Take the case of this documentary alone (as opposed to the reams of misreported and nefarious coverage from Israel’s campaigns over the years). Collier’s investigation also shows that another youngster in the documentary has a dad in the Gazan police force, whose job is to brutally enforce Hamas’s stranglehold. Another child featured is easily identifiable from pictures where he is posing with an automatic rifle, a Hamas headband and in the crook of the arm of a Hamas grown-up whose gun it is. The elder sister of the child chef in the documentary tweeted her praise for a Palestinian terror attack in January 2023 that killed seven Jews outside a synagogue. “Our job is not just to take revenge, our job is to take revenge well,” she wrote.
And so on. No wonder some are calling for a criminal investigation, given that taxpayers’ money was used by the BBC for material featuring and protecting proscribed terrorists.

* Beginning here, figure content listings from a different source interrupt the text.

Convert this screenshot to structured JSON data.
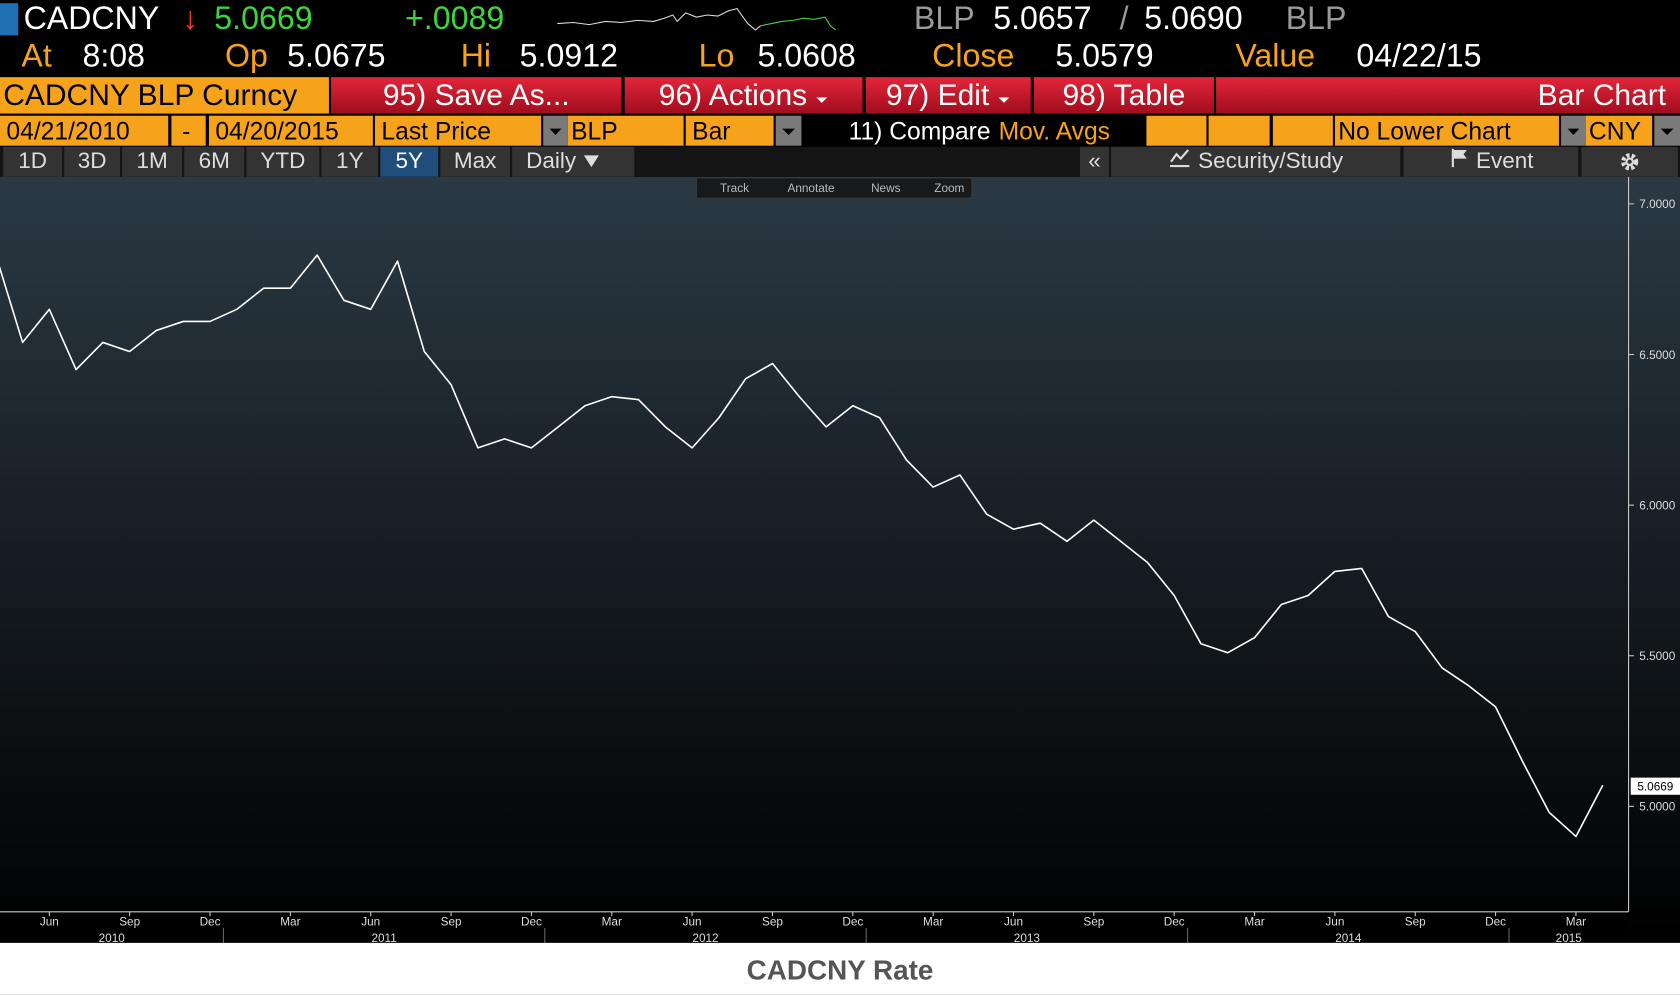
{
  "header": {
    "ticker": "CADCNY",
    "direction": "↓",
    "last": "5.0669",
    "change": "+.0089",
    "bid_source": "BLP",
    "bid": "5.0657",
    "bid_ask_separator": "/",
    "ask": "5.0690",
    "ask_source": "BLP"
  },
  "stats": [
    {
      "label": "At",
      "value": "8:08"
    },
    {
      "label": "Op",
      "value": "5.0675"
    },
    {
      "label": "Hi",
      "value": "5.0912"
    },
    {
      "label": "Lo",
      "value": "5.0608"
    },
    {
      "label": "Close",
      "value": "5.0579"
    },
    {
      "label": "Value",
      "value": "04/22/15"
    }
  ],
  "toolbar": {
    "security": "CADCNY BLP Curncy",
    "buttons": [
      "95) Save As...",
      "96) Actions",
      "97) Edit",
      "98) Table"
    ],
    "chart_type": "Bar Chart"
  },
  "settings": {
    "start": "04/21/2010",
    "separator": "-",
    "end": "04/20/2015",
    "field": "Last Price",
    "source": "BLP",
    "style": "Bar",
    "compare": "11) Compare",
    "overlay": "Mov. Avgs",
    "lower_chart": "No Lower Chart",
    "currency": "CNY"
  },
  "periods": [
    "1D",
    "3D",
    "1M",
    "6M",
    "YTD",
    "1Y",
    "5Y",
    "Max",
    "Daily"
  ],
  "right_menu": {
    "collapse": "«",
    "study": "Security/Study",
    "event": "Event"
  },
  "chart_tools": [
    "Track",
    "Annotate",
    "News",
    "Zoom"
  ],
  "chart_data": {
    "type": "line",
    "title": "CADCNY Rate",
    "color": "#ffffff",
    "x": [
      "2010-04",
      "2010-05",
      "2010-06",
      "2010-07",
      "2010-08",
      "2010-09",
      "2010-10",
      "2010-11",
      "2010-12",
      "2011-01",
      "2011-02",
      "2011-03",
      "2011-04",
      "2011-05",
      "2011-06",
      "2011-07",
      "2011-08",
      "2011-09",
      "2011-10",
      "2011-11",
      "2011-12",
      "2012-01",
      "2012-02",
      "2012-03",
      "2012-04",
      "2012-05",
      "2012-06",
      "2012-07",
      "2012-08",
      "2012-09",
      "2012-10",
      "2012-11",
      "2012-12",
      "2013-01",
      "2013-02",
      "2013-03",
      "2013-04",
      "2013-05",
      "2013-06",
      "2013-07",
      "2013-08",
      "2013-09",
      "2013-10",
      "2013-11",
      "2013-12",
      "2014-01",
      "2014-02",
      "2014-03",
      "2014-04",
      "2014-05",
      "2014-06",
      "2014-07",
      "2014-08",
      "2014-09",
      "2014-10",
      "2014-11",
      "2014-12",
      "2015-01",
      "2015-02",
      "2015-03",
      "2015-04"
    ],
    "values": [
      6.83,
      6.54,
      6.65,
      6.45,
      6.54,
      6.51,
      6.58,
      6.61,
      6.61,
      6.65,
      6.72,
      6.72,
      6.83,
      6.68,
      6.65,
      6.81,
      6.51,
      6.4,
      6.19,
      6.22,
      6.19,
      6.26,
      6.33,
      6.36,
      6.35,
      6.26,
      6.19,
      6.29,
      6.42,
      6.47,
      6.36,
      6.26,
      6.33,
      6.29,
      6.15,
      6.06,
      6.1,
      5.97,
      5.92,
      5.94,
      5.88,
      5.95,
      5.88,
      5.81,
      5.7,
      5.54,
      5.51,
      5.56,
      5.67,
      5.7,
      5.78,
      5.79,
      5.63,
      5.58,
      5.46,
      5.4,
      5.33,
      5.15,
      4.98,
      4.9,
      5.07
    ],
    "xlim": [
      "2010-04-21",
      "2015-04-20"
    ],
    "xticks": [
      {
        "value": "2010-06",
        "label": "Jun"
      },
      {
        "value": "2010-09",
        "label": "Sep"
      },
      {
        "value": "2010-12",
        "label": "Dec"
      },
      {
        "value": "2011-03",
        "label": "Mar"
      },
      {
        "value": "2011-06",
        "label": "Jun"
      },
      {
        "value": "2011-09",
        "label": "Sep"
      },
      {
        "value": "2011-12",
        "label": "Dec"
      },
      {
        "value": "2012-03",
        "label": "Mar"
      },
      {
        "value": "2012-06",
        "label": "Jun"
      },
      {
        "value": "2012-09",
        "label": "Sep"
      },
      {
        "value": "2012-12",
        "label": "Dec"
      },
      {
        "value": "2013-03",
        "label": "Mar"
      },
      {
        "value": "2013-06",
        "label": "Jun"
      },
      {
        "value": "2013-09",
        "label": "Sep"
      },
      {
        "value": "2013-12",
        "label": "Dec"
      },
      {
        "value": "2014-03",
        "label": "Mar"
      },
      {
        "value": "2014-06",
        "label": "Jun"
      },
      {
        "value": "2014-09",
        "label": "Sep"
      },
      {
        "value": "2014-12",
        "label": "Dec"
      },
      {
        "value": "2015-03",
        "label": "Mar"
      }
    ],
    "years": [
      2010,
      2011,
      2012,
      2013,
      2014,
      2015
    ],
    "ylim": [
      4.65,
      7.09
    ],
    "yticks": [
      {
        "value": 5,
        "label": "5.0000"
      },
      {
        "value": 5.5,
        "label": "5.5000"
      },
      {
        "value": 6,
        "label": "6.0000"
      },
      {
        "value": 6.5,
        "label": "6.5000"
      },
      {
        "value": 7,
        "label": "7.0000"
      }
    ],
    "last_value": 5.0669
  }
}
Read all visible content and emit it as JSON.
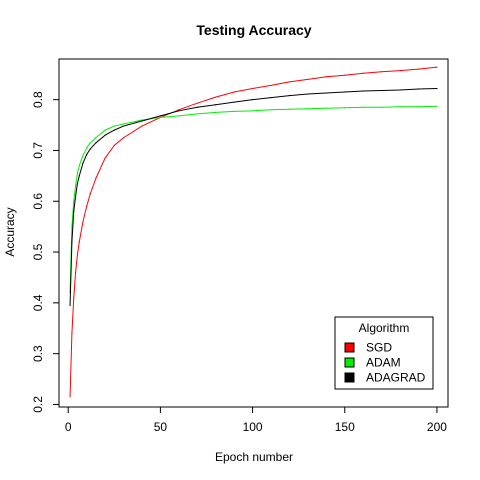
{
  "chart_data": {
    "type": "line",
    "title": "Testing Accuracy",
    "xlabel": "Epoch number",
    "ylabel": "Accuracy",
    "xlim": [
      -5,
      206
    ],
    "ylim": [
      0.195,
      0.88
    ],
    "xticks": [
      0,
      50,
      100,
      150,
      200
    ],
    "yticks": [
      0.2,
      0.3,
      0.4,
      0.5,
      0.6,
      0.7,
      0.8
    ],
    "xtick_labels": [
      "0",
      "50",
      "100",
      "150",
      "200"
    ],
    "ytick_labels": [
      "0.2",
      "0.3",
      "0.4",
      "0.5",
      "0.6",
      "0.7",
      "0.8"
    ],
    "grid": false,
    "legend": {
      "title": "Algorithm",
      "position": "bottom-right"
    },
    "x": [
      1,
      2,
      3,
      4,
      5,
      6,
      8,
      10,
      12,
      15,
      20,
      25,
      30,
      40,
      50,
      60,
      70,
      80,
      90,
      100,
      110,
      120,
      130,
      140,
      150,
      160,
      170,
      180,
      190,
      200
    ],
    "series": [
      {
        "name": "SGD",
        "color": "#ff0000",
        "values": [
          0.215,
          0.34,
          0.41,
          0.46,
          0.495,
          0.52,
          0.56,
          0.59,
          0.615,
          0.645,
          0.685,
          0.71,
          0.725,
          0.748,
          0.765,
          0.78,
          0.793,
          0.805,
          0.815,
          0.822,
          0.828,
          0.835,
          0.84,
          0.845,
          0.848,
          0.852,
          0.855,
          0.857,
          0.86,
          0.864
        ]
      },
      {
        "name": "ADAM",
        "color": "#00ee00",
        "values": [
          0.42,
          0.55,
          0.6,
          0.63,
          0.655,
          0.67,
          0.69,
          0.705,
          0.715,
          0.725,
          0.74,
          0.748,
          0.752,
          0.76,
          0.765,
          0.768,
          0.772,
          0.775,
          0.777,
          0.778,
          0.78,
          0.781,
          0.782,
          0.783,
          0.784,
          0.785,
          0.785,
          0.786,
          0.786,
          0.787
        ]
      },
      {
        "name": "ADAGRAD",
        "color": "#000000",
        "values": [
          0.395,
          0.52,
          0.58,
          0.61,
          0.635,
          0.65,
          0.675,
          0.692,
          0.703,
          0.715,
          0.73,
          0.74,
          0.748,
          0.758,
          0.768,
          0.778,
          0.785,
          0.79,
          0.795,
          0.8,
          0.804,
          0.808,
          0.811,
          0.813,
          0.815,
          0.817,
          0.818,
          0.819,
          0.821,
          0.822
        ]
      }
    ]
  }
}
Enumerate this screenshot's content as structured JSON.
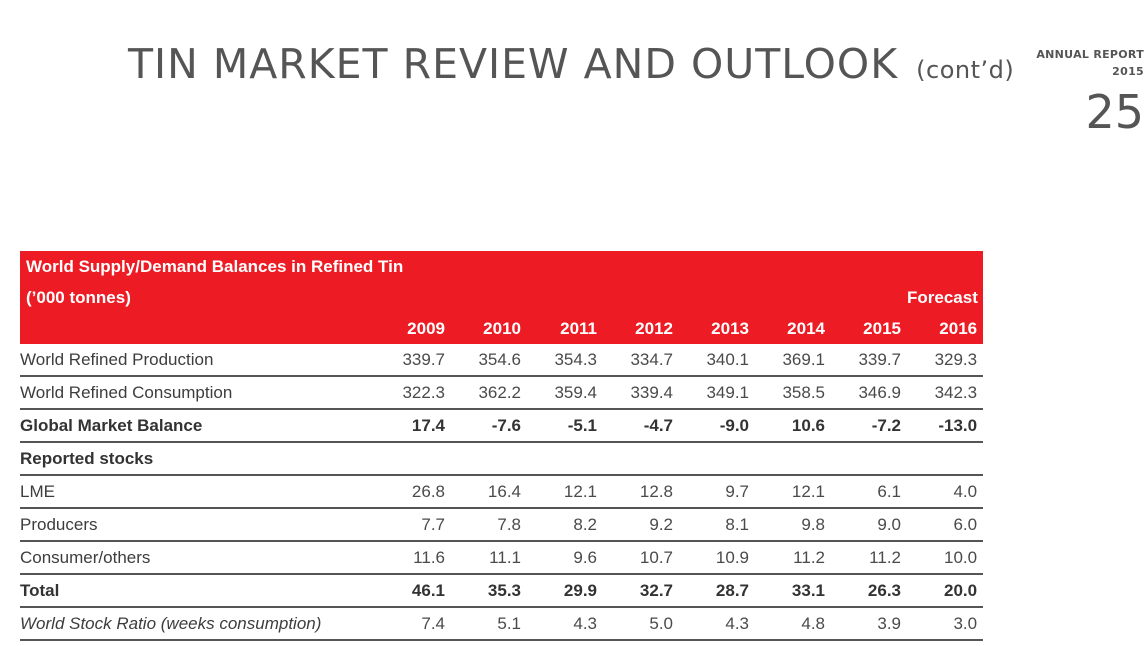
{
  "header": {
    "title": "TIN MARKET REVIEW AND OUTLOOK",
    "title_suffix": "(cont’d)",
    "report_label": "ANNUAL REPORT",
    "report_year": "2015",
    "page_number": "25"
  },
  "table": {
    "title": "World Supply/Demand Balances in Refined Tin",
    "unit": "(’000 tonnes)",
    "forecast_label": "Forecast",
    "years": [
      "2009",
      "2010",
      "2011",
      "2012",
      "2013",
      "2014",
      "2015",
      "2016"
    ],
    "rows": [
      {
        "label": "World Refined Production",
        "values": [
          "339.7",
          "354.6",
          "354.3",
          "334.7",
          "340.1",
          "369.1",
          "339.7",
          "329.3"
        ]
      },
      {
        "label": "World Refined Consumption",
        "values": [
          "322.3",
          "362.2",
          "359.4",
          "339.4",
          "349.1",
          "358.5",
          "346.9",
          "342.3"
        ]
      },
      {
        "label": "Global Market Balance",
        "values": [
          "17.4",
          "-7.6",
          "-5.1",
          "-4.7",
          "-9.0",
          "10.6",
          "-7.2",
          "-13.0"
        ]
      },
      {
        "label": "Reported stocks",
        "values": []
      },
      {
        "label": "LME",
        "values": [
          "26.8",
          "16.4",
          "12.1",
          "12.8",
          "9.7",
          "12.1",
          "6.1",
          "4.0"
        ]
      },
      {
        "label": "Producers",
        "values": [
          "7.7",
          "7.8",
          "8.2",
          "9.2",
          "8.1",
          "9.8",
          "9.0",
          "6.0"
        ]
      },
      {
        "label": "Consumer/others",
        "values": [
          "11.6",
          "11.1",
          "9.6",
          "10.7",
          "10.9",
          "11.2",
          "11.2",
          "10.0"
        ]
      },
      {
        "label": "Total",
        "values": [
          "46.1",
          "35.3",
          "29.9",
          "32.7",
          "28.7",
          "33.1",
          "26.3",
          "20.0"
        ]
      },
      {
        "label": "World Stock Ratio (weeks consumption)",
        "values": [
          "7.4",
          "5.1",
          "4.3",
          "5.0",
          "4.3",
          "4.8",
          "3.9",
          "3.0"
        ]
      }
    ]
  },
  "colors": {
    "header_red": "#ed1c24",
    "text_grey": "#555555",
    "rule": "#555555"
  }
}
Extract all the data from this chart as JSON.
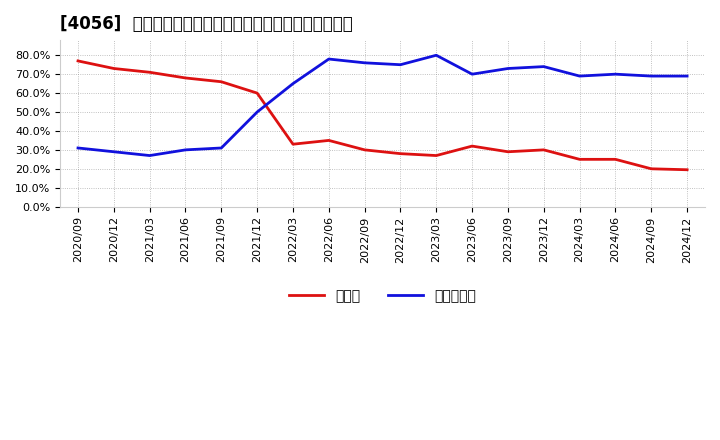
{
  "title": "[4056]  現頲金、有利子負債の総資産に対する比率の推移",
  "ylim": [
    0.0,
    0.88
  ],
  "yticks": [
    0.0,
    0.1,
    0.2,
    0.3,
    0.4,
    0.5,
    0.6,
    0.7,
    0.8
  ],
  "dates": [
    "2020/09",
    "2020/12",
    "2021/03",
    "2021/06",
    "2021/09",
    "2021/12",
    "2022/03",
    "2022/06",
    "2022/09",
    "2022/12",
    "2023/03",
    "2023/06",
    "2023/09",
    "2023/12",
    "2024/03",
    "2024/06",
    "2024/09",
    "2024/12"
  ],
  "cash": [
    0.77,
    0.73,
    0.71,
    0.68,
    0.66,
    0.6,
    0.33,
    0.35,
    0.3,
    0.28,
    0.27,
    0.32,
    0.29,
    0.3,
    0.25,
    0.25,
    0.2,
    0.195
  ],
  "debt": [
    0.31,
    0.29,
    0.27,
    0.3,
    0.31,
    0.5,
    0.65,
    0.78,
    0.76,
    0.75,
    0.8,
    0.7,
    0.73,
    0.74,
    0.69,
    0.7,
    0.69,
    0.69
  ],
  "cash_color": "#dd1111",
  "debt_color": "#1111dd",
  "line_width": 2.0,
  "background_color": "#ffffff",
  "grid_color": "#999999",
  "legend_cash": "現頲金",
  "legend_debt": "有利子負債",
  "title_fontsize": 12,
  "tick_fontsize": 8,
  "legend_fontsize": 10
}
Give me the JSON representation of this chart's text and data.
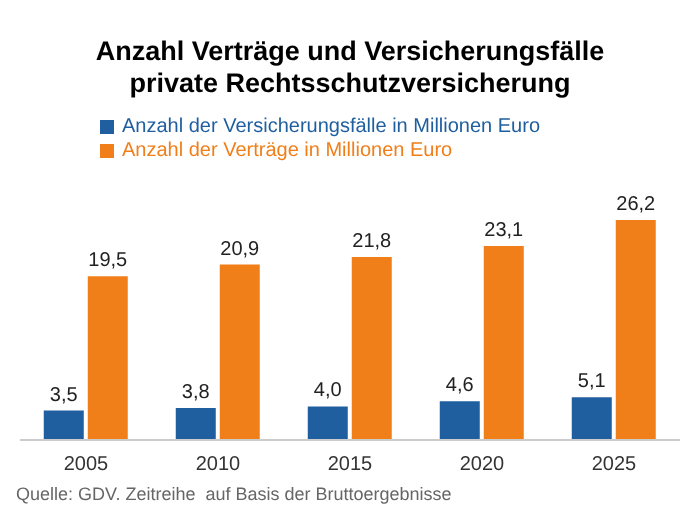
{
  "chart_data": {
    "type": "bar",
    "title": "Anzahl Verträge und Versicherungsfälle private Rechtsschutzversicherung",
    "categories": [
      "2005",
      "2010",
      "2015",
      "2020",
      "2025"
    ],
    "series": [
      {
        "name": "Anzahl der Versicherungsfälle in Millionen Euro",
        "color": "#1f5fa0",
        "values": [
          3.5,
          3.8,
          4.0,
          4.6,
          5.1
        ],
        "value_labels": [
          "3,5",
          "3,8",
          "4,0",
          "4,6",
          "5,1"
        ]
      },
      {
        "name": "Anzahl der Verträge in Millionen Euro",
        "color": "#f07f1a",
        "values": [
          19.5,
          20.9,
          21.8,
          23.1,
          26.2
        ],
        "value_labels": [
          "19,5",
          "20,9",
          "21,8",
          "23,1",
          "26,2"
        ]
      }
    ],
    "legend": "top left",
    "grid": false,
    "annotations": [
      "Quelle: GDV. Zeitreihe  auf Basis der Bruttoergebnisse"
    ]
  }
}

The tragedy is that the BBC is actually still capable of good Middle-Eastern analysis when its passion for delegitimising the Jewish state doesn’t get in the way. Compare, for instance, the Hamas-addled kiddie sob fest with the sober, interesting and well-researched documentary it aired on Monday evening: Israel and the Palestinians: The Road to 7 October, which is a close study of the diplomatic ups and downs between the US and Israel since Ariel Sharon withdrew from Gaza.
If this latest BBC travesty has a silver lining, perhaps it’s that some people both within and without the corporation will experience a wake-up call, and will be able to find a way to make sure that in future deep dives, terrorists aren’t calling the shots.